A FELICIDADE NUNCA É GRANDIOSA

Não se pode fazer um calhambeque sem aço, e não se pode fazer uma tragédia sem instabilidade social. O mundo agora é estável. As pessoas são felizes, têm o que desejam e nunca desejam o que não podem ter. Sentem-se bem, estão em segurança; nunca adoecem; não têm medo da morte; vivem na ditosa ignorância da paixão e da velhice; não se acham sobrecarregadas de pais e mães; não tem esposas, nem filhos, nem amantes por quem possam sofrer emoções violentas; são condicionadas de tal modo que praticamente não podem deixar de se portar como devem. E se, por acaso, alguma coisa andar mal, há o soma.
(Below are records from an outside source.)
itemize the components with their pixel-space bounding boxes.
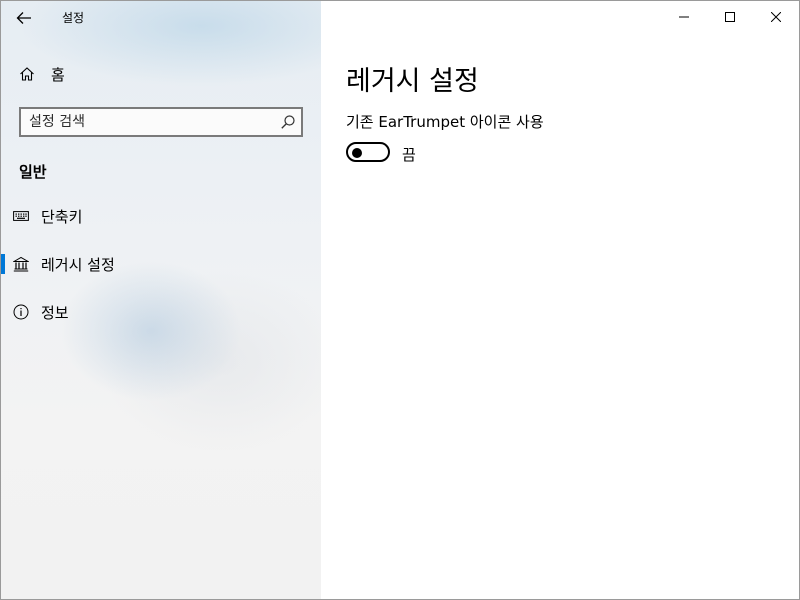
search-box: [19, 107, 303, 137]
settings-window: 설정 홈 일반: [0, 0, 800, 600]
sidebar-item-about[interactable]: 정보: [1, 292, 321, 332]
sidebar-item-label: 단축키: [41, 207, 83, 226]
legacy-icon-setting-label: 기존 EarTrumpet 아이콘 사용: [346, 113, 544, 131]
close-icon: [771, 12, 781, 22]
search-input[interactable]: [21, 109, 269, 135]
sidebar-item-home[interactable]: 홈: [11, 59, 311, 89]
back-button[interactable]: [11, 7, 37, 29]
minimize-button[interactable]: [661, 1, 707, 33]
sidebar: 설정 홈 일반: [1, 1, 321, 599]
close-button[interactable]: [753, 1, 799, 33]
sidebar-item-label: 정보: [41, 303, 69, 322]
toggle-state-label: 끔: [402, 146, 416, 164]
page-title: 레거시 설정: [346, 66, 479, 97]
keyboard-icon: [11, 206, 31, 226]
back-arrow-icon: [16, 12, 31, 24]
legacy-icon-toggle[interactable]: [346, 142, 390, 162]
content-pane: 레거시 설정 기존 EarTrumpet 아이콘 사용 끔: [321, 1, 799, 599]
section-title: 일반: [19, 163, 47, 181]
selection-indicator: [1, 254, 5, 274]
caption-buttons: [661, 1, 799, 33]
minimize-icon: [679, 16, 689, 18]
search-icon[interactable]: [280, 114, 296, 130]
bank-icon: [11, 254, 31, 274]
sidebar-item-label: 홈: [51, 65, 65, 84]
sidebar-item-label: 레거시 설정: [41, 255, 115, 274]
info-icon: [11, 302, 31, 322]
app-title: 설정: [62, 11, 85, 25]
home-icon: [17, 64, 37, 84]
maximize-button[interactable]: [707, 1, 753, 33]
maximize-icon: [725, 12, 735, 22]
toggle-knob: [352, 148, 362, 158]
sidebar-item-legacy-settings[interactable]: 레거시 설정: [1, 244, 321, 284]
sidebar-item-shortcuts[interactable]: 단축키: [1, 196, 321, 236]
Mas esse é o preço que temos de pagar pela estabilidade. É preciso escolher entre a felicidade e aquilo que antigamente se chamava a grande arte. A felicidade real sempre parece bastante sórdida em comparação com as supercompensações do sofrimento. E, por certo, a estabilidade não é, nem de longe, tão espetacular como a instabilidade. E o fato de estar satisfeito nada tem da fascinação de uma boa luta contra a desgraça, nada do pitoresco de um combate contra a tentação, ou de uma derrota fatal sob os golpes da paixão ou da dúvida. A felicidade nunca é grandiosa.